Travelling home from Glasgow on a May day our train climbs Highland mountains frosted with snow. The sun has visited here, but not yet enough to melt the ice of a long, deep winter. I am reminded of the Winter of Discontent in 1979. Dissatisfaction with government policies to manage inflation and freeze pay led to huge public unrest. Staff in key public services, including ambulance staff and refuse collectors, went on strike. The Labour government struggled for survival and was supplanted later that year by the Conservative party and Margaret Thatcher, the first female Prime Minister in the UK.
This year we have had another long winter, with rumblings of dissatisfaction from the electorate.

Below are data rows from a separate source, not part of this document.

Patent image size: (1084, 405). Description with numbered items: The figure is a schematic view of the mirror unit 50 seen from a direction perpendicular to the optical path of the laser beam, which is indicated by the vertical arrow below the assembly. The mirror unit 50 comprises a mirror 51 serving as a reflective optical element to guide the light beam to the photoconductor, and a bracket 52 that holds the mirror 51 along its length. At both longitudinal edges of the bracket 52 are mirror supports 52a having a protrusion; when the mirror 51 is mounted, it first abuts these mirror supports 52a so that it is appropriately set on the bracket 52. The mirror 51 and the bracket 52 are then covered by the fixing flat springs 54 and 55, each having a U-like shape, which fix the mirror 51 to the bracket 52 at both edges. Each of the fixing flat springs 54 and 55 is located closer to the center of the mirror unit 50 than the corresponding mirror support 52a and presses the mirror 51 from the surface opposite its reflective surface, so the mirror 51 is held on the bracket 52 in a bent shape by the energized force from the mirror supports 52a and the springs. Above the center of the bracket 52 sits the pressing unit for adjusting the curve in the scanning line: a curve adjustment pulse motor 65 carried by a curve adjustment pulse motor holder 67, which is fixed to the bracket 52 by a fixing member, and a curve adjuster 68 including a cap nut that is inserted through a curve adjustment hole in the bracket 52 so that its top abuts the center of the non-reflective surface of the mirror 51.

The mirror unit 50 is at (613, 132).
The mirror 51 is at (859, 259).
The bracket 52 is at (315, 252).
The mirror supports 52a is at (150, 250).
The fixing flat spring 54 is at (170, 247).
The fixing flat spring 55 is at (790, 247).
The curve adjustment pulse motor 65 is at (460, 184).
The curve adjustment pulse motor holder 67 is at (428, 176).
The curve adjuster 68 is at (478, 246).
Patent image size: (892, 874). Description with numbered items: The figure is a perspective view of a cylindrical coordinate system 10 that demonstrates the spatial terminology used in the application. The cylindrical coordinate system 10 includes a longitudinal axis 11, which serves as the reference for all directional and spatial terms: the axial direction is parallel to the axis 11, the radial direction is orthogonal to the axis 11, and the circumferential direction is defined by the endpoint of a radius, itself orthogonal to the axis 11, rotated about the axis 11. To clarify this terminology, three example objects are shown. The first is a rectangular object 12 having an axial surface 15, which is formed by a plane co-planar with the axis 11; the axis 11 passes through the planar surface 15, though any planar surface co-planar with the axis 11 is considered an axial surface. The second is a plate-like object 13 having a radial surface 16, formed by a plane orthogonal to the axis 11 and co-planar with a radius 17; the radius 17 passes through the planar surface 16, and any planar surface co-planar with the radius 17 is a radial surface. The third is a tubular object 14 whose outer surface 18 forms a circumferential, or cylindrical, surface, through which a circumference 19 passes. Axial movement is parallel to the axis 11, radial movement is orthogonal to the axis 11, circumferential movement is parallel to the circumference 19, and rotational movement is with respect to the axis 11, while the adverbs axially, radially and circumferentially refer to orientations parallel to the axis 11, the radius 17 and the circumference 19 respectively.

The UK has been led since 2007 by Gordon Brown, a Scot who was not elected by the public but came into Prime Ministerial office after a decade as Chancellor. This was a man who did not have the presidential charisma of his predecessor Tony Blair. A hard working, highly intelligent man, but not one who always found it easy to say the words people wanted to hear. On becoming Prime Minister he was handed both the leadership crown of his kingdom and the poisoned chalice of a history he had helped to write.
Scotland did not vote for the Conservatives in the recent General Election. The Scottish people’s votes were for Labour who gained 41 seats. The Liberal Democrats, whose star had seemed to shine so bright before the election, gained 11 seats. The Scottish National Party (SNP) gained 6 seats and the Conservatives only one. So Scotland would appear to have said no to David Cameron, the new UK Prime Minister who is leading a coalition with the Liberal Democrats into unknown territories.
The UK hung parliament has forced political parties to engage, negotiate, talk to rather than at each other. The election was preceded by 3 televised debates between party leaders – a seemingly new and innovative initiative, for surly it was risky for all concerned for them to have to talk directly to each other...
Nick Clegg, the Liberal Democrat leader whose party held the balance of power has been dubbed “Kingmaker” during recent negotiations with both Conservatives and Labour. He has negotiated an alliance which includes his new title of Deputy Prime Minister and several Liberal Democrats, including Danny Alexander as Scottish Secretary, in the Cabinet. Will the coming years see a merging of parties of different colours and persuasions as they learn to talk and work together? Or will we see, as has often happened historically after a hung parliament, unrest and frequent changes in leadership and government? A Scotland ruled largely by a party it did not elect may look for more devolved powers, independence and a return to its own kingmaking.